The newest term coined to describe a dramatic exit by Greece from the Eurozone, Grexit is also blamed for what some already consider a possible Greek bank run. Greek Central Bank Governor George Provopoulos has been quoted as saying that 700 million euros have been withdrawn by depositors just in the last three days beginning May 14, 2012, with another very possible 100 Million more likely, and after having already withdrawn 72 Billion euros since January 2010.
Planning for converting back to the Greek drachma has quietly started at banks since 2009, according to U.S. based ICS Risk Advisors, although the technical task pales in comparison to the legal and practical issues that a Greek exit would pose to the global financial system.
Since late 2011, European and U.S. economic woes have already spilled into the Asia-Pacific region, not because Asian banks have much exposure to European debt, but rather because the Asian export engine relies so heavily on the West for growth, which has already shown signs of slowing down.
In the U.S., a full blown European crisis may heavily affect the U.S. money market sector, which Fitch Ratings has estimated to have $800 Billion invested in European banks, so let us not forget about the Reserve Fund that saw its net asset value fall below the sacrosanct one dollar in 2008 and the Federal Reserve had to guarantee the assets of the whole money market industry.
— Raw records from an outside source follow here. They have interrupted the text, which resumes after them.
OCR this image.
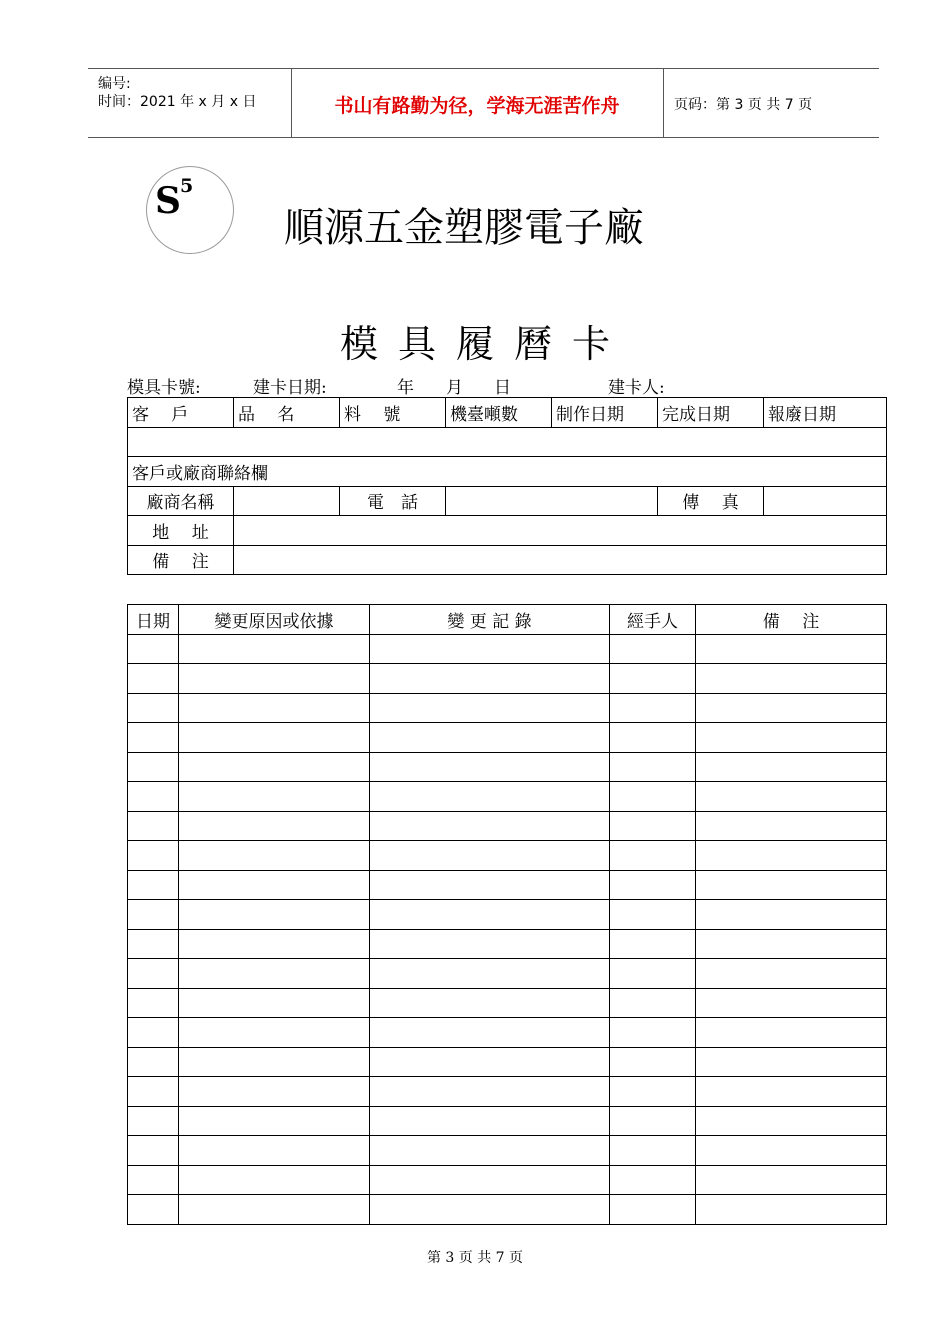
编号:
时间：2021 年 x 月 x 日	书山有路勤为径，学海无涯苦作舟	页码：第 3 页 共 7 页
S 5
順源五金塑膠電子廠
模具履曆卡
模具卡號:	建卡日期:	年 月 日	建卡人:
客　 戶	品　 名	料　 號	機臺噸數	制作日期	完成日期	報廢日期

客戶或廠商聯絡欄						
廠商名稱		電　話			傳　 真	
地　 址						
備　 注						
日期	變更原因或依據	變 更 記 錄	經手人	備　 注

第 3 页 共 7 页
Since May 1, 2012, the Dow has only had one up day that occurred on May 10 with a mere 20 points gain, as the dollar continued its upward climb against the euro and reached $1.27 per euro, its strongest showing since January.
Besides Greece, another area of deep concern is the European block affectionately called the PIIGS, comprised of Portugal, Italy, Ireland, Greece and Spain, with the government of Spain recently and grudgingly having to take a 45% stake in the country’s third largest banking institution, Bankia.
The European crisis a drag on global markets? Worse is still expected to come.